If one of these tools does report a problem, it can be difficult to figure out exactly where in the dependency graph the
problem arises. The
cargo tree command
that's included with
cargo helps here; it shows the dependency graph as a tree structure.
├── dep-lib v0.1.0
│ └── rand v0.7.3
│ ├── getrandom v0.1.16
│ │ ├── cfg-if v1.0.0
│ │ └── libc v0.2.94
│ ├── libc v0.2.94
│ ├── rand_chacha v0.2.2
│ │ ├── ppv-lite86 v0.2.10
│ │ └── rand_core v0.5.1
│ │ └── getrandom v0.1.16 (*)
│ └── rand_core v0.5.1 (*)
└── rand v0.8.3
├── libc v0.2.94
├── rand_chacha v0.3.0
│ ├── ppv-lite86 v0.2.10
│ └── rand_core v0.6.2
│ └── getrandom v0.2.3
│ ├── cfg-if v1.0.0
│ └── libc v0.2.94
└── rand_core v0.6.2 (*)
cargo tree includes a variety of options that can help to solve specific problems, including:
--invertshows what depends on a specific package, helping you to focus on a particular problematic dependency.
--edges featuresshows what crate features are activated by a dependency link, which helps you figure out what's going on with feature unification (Item 26).
The previous sections have covered the more mechanical aspect of working with dependencies, but there's a more philosophical (and therefore harder to answer) question: when should you take on a dependency?

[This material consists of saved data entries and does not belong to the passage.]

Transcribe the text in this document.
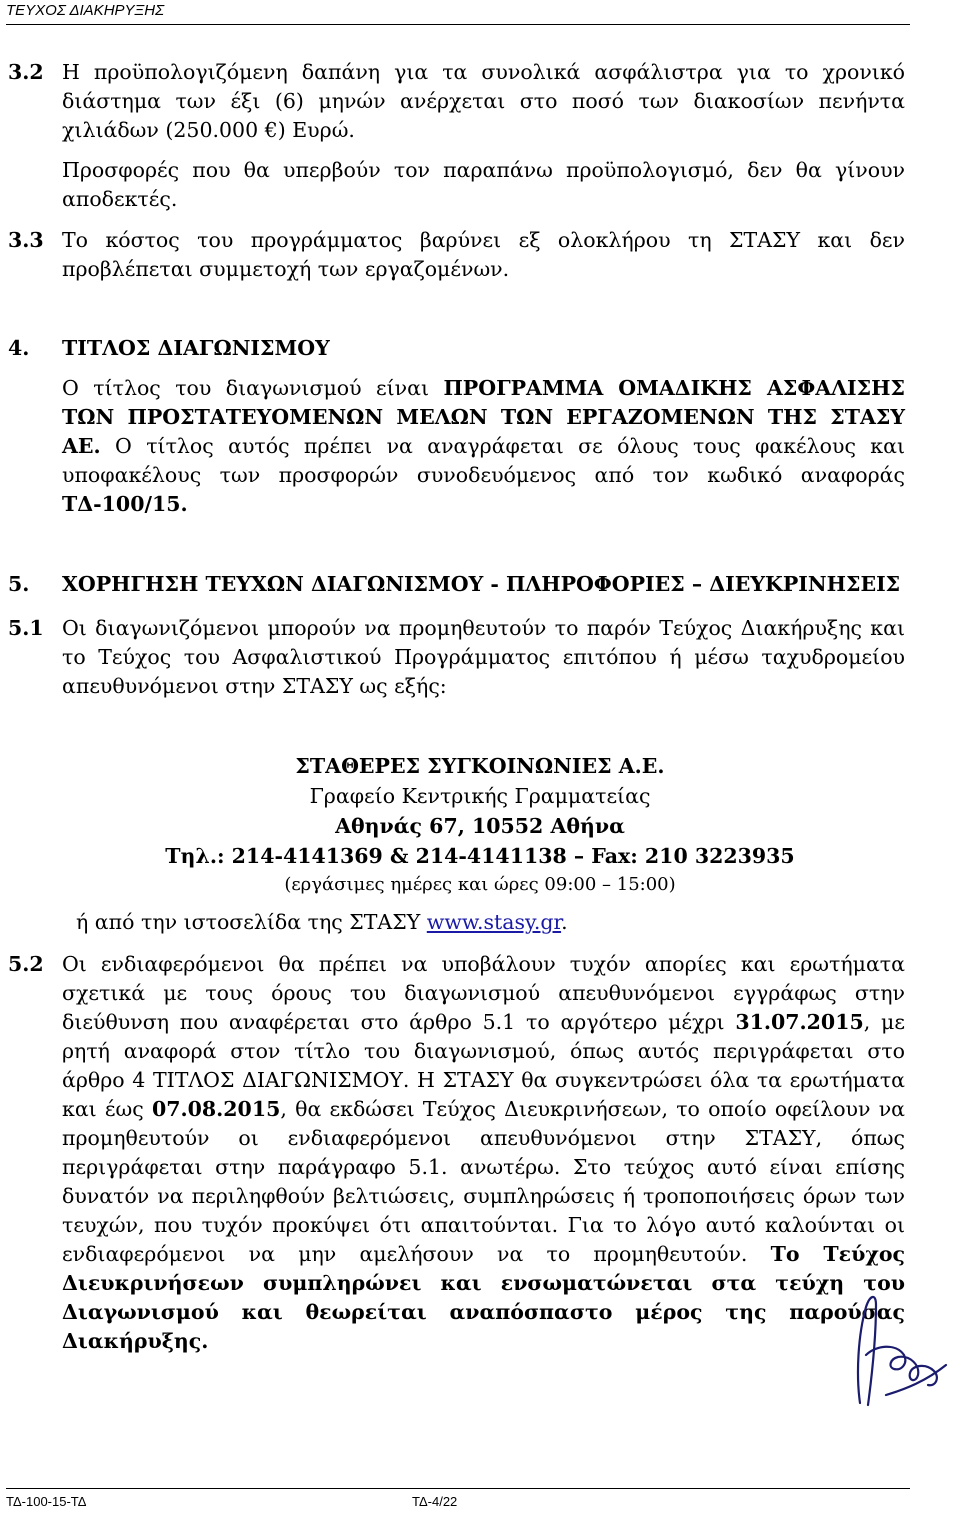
ΤΕΥΧΟΣ ΔΙΑΚΗΡΥΞΗΣ
3.2 Η προϋπολογιζόμενη δαπάνη για τα συνολικά ασφάλιστρα για το χρονικό διάστημα των έξι (6) μηνών ανέρχεται στο ποσό των διακοσίων πενήντα χιλιάδων (250.000 €) Ευρώ.
Προσφορές που θα υπερβούν τον παραπάνω προϋπολογισμό, δεν θα γίνουν αποδεκτές.
3.3 Το κόστος του προγράμματος βαρύνει εξ ολοκλήρου τη ΣΤΑΣΥ και δεν προβλέπεται συμμετοχή των εργαζομένων.
4. ΤΙΤΛΟΣ ΔΙΑΓΩΝΙΣΜΟΥ
Ο τίτλος του διαγωνισμού είναι ΠΡΟΓΡΑΜΜΑ ΟΜΑΔΙΚΗΣ ΑΣΦΑΛΙΣΗΣ ΤΩΝ ΠΡΟΣΤΑΤΕΥΟΜΕΝΩΝ ΜΕΛΩΝ ΤΩΝ ΕΡΓΑΖΟΜΕΝΩΝ ΤΗΣ ΣΤΑΣΥ ΑΕ. Ο τίτλος αυτός πρέπει να αναγράφεται σε όλους τους φακέλους και υποφακέλους των προσφορών συνοδευόμενος από τον κωδικό αναφοράς ΤΔ-100/15.
5. ΧΟΡΗΓΗΣΗ ΤΕΥΧΩΝ ΔΙΑΓΩΝΙΣΜΟΥ - ΠΛΗΡΟΦΟΡΙΕΣ – ΔΙΕΥΚΡΙΝΗΣΕΙΣ
5.1 Οι διαγωνιζόμενοι μπορούν να προμηθευτούν το παρόν Τεύχος Διακήρυξης και το Τεύχος του Ασφαλιστικού Προγράμματος επιτόπου ή μέσω ταχυδρομείου απευθυνόμενοι στην ΣΤΑΣΥ ως εξής:
ΣΤΑΘΕΡΕΣ ΣΥΓΚΟΙΝΩΝΙΕΣ Α.Ε.
Γραφείο Κεντρικής Γραμματείας
Αθηνάς 67, 10552 Αθήνα
Τηλ.: 214-4141369 & 214-4141138 – Fax: 210 3223935
(εργάσιμες ημέρες και ώρες 09:00 – 15:00)
ή από την ιστοσελίδα της ΣΤΑΣΥ www.stasy.gr.
5.2 Οι ενδιαφερόμενοι θα πρέπει να υποβάλουν τυχόν απορίες και ερωτήματα σχετικά με τους όρους του διαγωνισμού απευθυνόμενοι εγγράφως στην διεύθυνση που αναφέρεται στο άρθρο 5.1 το αργότερο μέχρι 31.07.2015, με ρητή αναφορά στον τίτλο του διαγωνισμού, όπως αυτός περιγράφεται στο άρθρο 4 ΤΙΤΛΟΣ ΔΙΑΓΩΝΙΣΜΟΥ. Η ΣΤΑΣΥ θα συγκεντρώσει όλα τα ερωτήματα και έως 07.08.2015, θα εκδώσει Τεύχος Διευκρινήσεων, το οποίο οφείλουν να προμηθευτούν οι ενδιαφερόμενοι απευθυνόμενοι στην ΣΤΑΣΥ, όπως περιγράφεται στην παράγραφο 5.1. ανωτέρω. Στο τεύχος αυτό είναι επίσης δυνατόν να περιληφθούν βελτιώσεις, συμπληρώσεις ή τροποποιήσεις όρων των τευχών, που τυχόν προκύψει ότι απαιτούνται. Για το λόγο αυτό καλούνται οι ενδιαφερόμενοι να μην αμελήσουν να το προμηθευτούν. Το Τεύχος Διευκρινήσεων συμπληρώνει και ενσωματώνεται στα τεύχη του Διαγωνισμού και θεωρείται αναπόσπαστο μέρος της παρούσας Διακήρυξης.
ΤΔ-100-15-ΤΔ	ΤΔ-4/22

Most of the time, there's not much of a decision involved: if you need the functionality of a crate, you need that function and the only alternative would be to write it yourself1.
But every new dependency has a cost: partly in terms of longer builds and bigger binaries, but mostly in terms of the developer effort involved in fixing problems with dependencies when they arise.
The bigger your dependendency graph, the more likely you are to be exposed to these kinds of problems. The Rust crate ecosystem is just as vulnerable to accidental dependency problems as other package ecosystems, where history has shown that one developer yanking a package, or a team fixing the licensing for their package, can have widespread knock-on effects.
This kind of attack doesn't just affect your compiled code ‐ be aware that a dependency can run arbitrary code at
build time, via
build.rs scripts. That means
that a compromised dependency could end up running a cryptocurrency miner as part of your continuous integration system!
So for dependencies that are more "cosmetic", it's sometimes worth considering whether adding the dependency is worth the cost.
The answer is usually "yes", though – in the end, the amount of time spent dealing with dependency problems ends up being much less than the time it would take to write equivalent functionality from scratch.